WORLD / EUROPE
Agro-tech revolution
Smart farming offers sprout of hope in Greece
Published: Nov 09, 2022 09:26 PM
Young farmer Sotiris Mournos fixes a weather station next to his field in Platy near Thessaloniki, northern Greece, in mid-October. The weather station records data in real time, enabling to analyze and correlate the impact of weather conditions on his 10-hectare cotton plantation that stretches as far as the eye can see.  Photo: AFP

Young farmer Sotiris Mournos fixes a weather station next to his field in Platy near Thessaloniki, northern Greece, in mid-October. The weather station records data in real time, enabling to analyze and correlate the impact of weather conditions on his 10-hectare cotton plantation that stretches as far as the eye can see. Photo: AFP

Eyes glued to his mobile phone, farmer Sotiris Mournos pores over the latest microclimate and humidity data about his fields on the plain of Imathia in northern Greece.

The high-tech farming techniques he uses are making slow progress in Greece's tradition-bound and struggling agricultural sector, but growers like him see them as key to their future. 

Mournos, 25, employs a Greek smart-farming app to boost his family's cotton fields and fruit tree production .

Using real-time data recorded by a weather station, he can analyze and correlate the impact of weather conditions on his 10-hectare cotton plantation.

"We've managed to reduce the use of fertilizer and ­irrigation... [and thereby to] increase the financial return" of the farm, said Mournos, who gave up studying computer science at university to devote ­himself to the family holding in the town of Platy. 

Measuring the humidity or the nitrogen level in the soil helps curb the excessive use of fertilizers and saves water, he notes.

As in many other ­southern European ­countries, Greece's agricultural sector is chronically short of water and smart farming could help counter that problem.

Boosting yields

The sector has also lost a major share of its available labor in recent decades, as young people snub farm work for better-paid jobs in services such as tourism.

Agriculture now represents just 5 percent of Greece's GDP, half what it was 20 years ago. 

The government has budgeted 230 million euros ($231 million) over the next three years to revive the country's farming industry.

Most of that derives from the European Union's Common Agricultural Policy innovation fund. 

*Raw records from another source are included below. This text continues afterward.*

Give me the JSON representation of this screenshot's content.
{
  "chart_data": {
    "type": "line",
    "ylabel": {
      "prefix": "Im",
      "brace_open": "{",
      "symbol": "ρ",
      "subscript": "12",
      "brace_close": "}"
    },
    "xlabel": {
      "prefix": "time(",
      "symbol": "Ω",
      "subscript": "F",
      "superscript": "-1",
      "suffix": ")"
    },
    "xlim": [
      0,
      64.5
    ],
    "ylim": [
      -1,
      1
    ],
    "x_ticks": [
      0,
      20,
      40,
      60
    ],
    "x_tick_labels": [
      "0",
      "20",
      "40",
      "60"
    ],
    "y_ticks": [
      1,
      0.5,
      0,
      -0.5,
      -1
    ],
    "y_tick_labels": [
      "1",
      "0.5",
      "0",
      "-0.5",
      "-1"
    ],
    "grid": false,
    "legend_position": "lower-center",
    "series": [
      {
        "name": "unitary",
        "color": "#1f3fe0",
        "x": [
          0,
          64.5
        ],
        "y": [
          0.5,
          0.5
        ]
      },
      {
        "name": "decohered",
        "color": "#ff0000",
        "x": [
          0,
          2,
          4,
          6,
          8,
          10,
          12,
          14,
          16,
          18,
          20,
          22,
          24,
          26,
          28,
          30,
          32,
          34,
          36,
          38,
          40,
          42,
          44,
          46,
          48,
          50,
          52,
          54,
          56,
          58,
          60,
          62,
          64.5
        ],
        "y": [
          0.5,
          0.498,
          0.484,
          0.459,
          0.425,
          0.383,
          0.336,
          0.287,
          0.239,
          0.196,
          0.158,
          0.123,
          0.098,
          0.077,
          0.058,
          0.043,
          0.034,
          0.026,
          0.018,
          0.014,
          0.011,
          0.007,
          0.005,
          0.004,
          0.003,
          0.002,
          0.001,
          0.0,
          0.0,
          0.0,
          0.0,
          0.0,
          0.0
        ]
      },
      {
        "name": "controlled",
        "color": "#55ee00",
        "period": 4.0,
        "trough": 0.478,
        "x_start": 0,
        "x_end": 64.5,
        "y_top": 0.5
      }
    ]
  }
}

"Most young people in my village prefer other jobs and have given up working in the fields," Mournos said. 

But he is making a go at farming, aiming to work smart by using the farming app moving forward.

It means he uses 40 percent less fertilizer on his cotton field and can avoid using two pesticide sprays - altogether saving 9,000 euros - without affecting production rates. 

Analysts say the farming app is not widely used in Greece although interest is gradually picking up.

But persuading farmers who may be less technologically minded than Mournos to embrace it faces numerous challenges.

A key hurdle is the small size of Greek farms - less than 10 hectares on average - and the country's largely mountainous terrain.

Greek farms are often family businesses or involve rented fields, making investment in tools and practices less appealing.

Convincing farmers

Meanwhile, an "endemic" lack of cooperation among farmers prevents cost sharing, says Aikaterini Kasimati, an agricultural engineer at the University of Agronomy in Athens.

As a result, Greece lags far behind other European states in the use of smart farming, says Vassilis Protonotarios, marketing manager of Neuropublic, a company ­specializing in digital agriculture.

He said farmers could benefit from new technology without having to invest in expensive equipment or have "specialized digital skills."

Then, there is the difficulty of convincing farmers to try something new.

Organic farmer Thodoris Arvanitis says his colleagues are not interested in new technologies because they don't know enough about them and prefer established conventional methods. 

"Farmers won't go after technology when they don't have enough money for fuel," he said, at his farm in the small town of Kiourka, some 30 kilometers north of Athens.

Attitudes may change in time as climate change puts additional pressure on farm costs, says Machi Symeonidou, an agronomist and creator of the agricultural IT start-up Agroapps. 

The war in Ukraine and its impact on global food supplies also shows that it is increasingly necessary to produce food at a local level, said agricultural engineer Kasimati. 

"We see a constant degradation of fields and a fall in yield," she said, adding that water was also becoming expensive.

"But as the technology becomes simpler and cheaper, these tools will see more use," she added.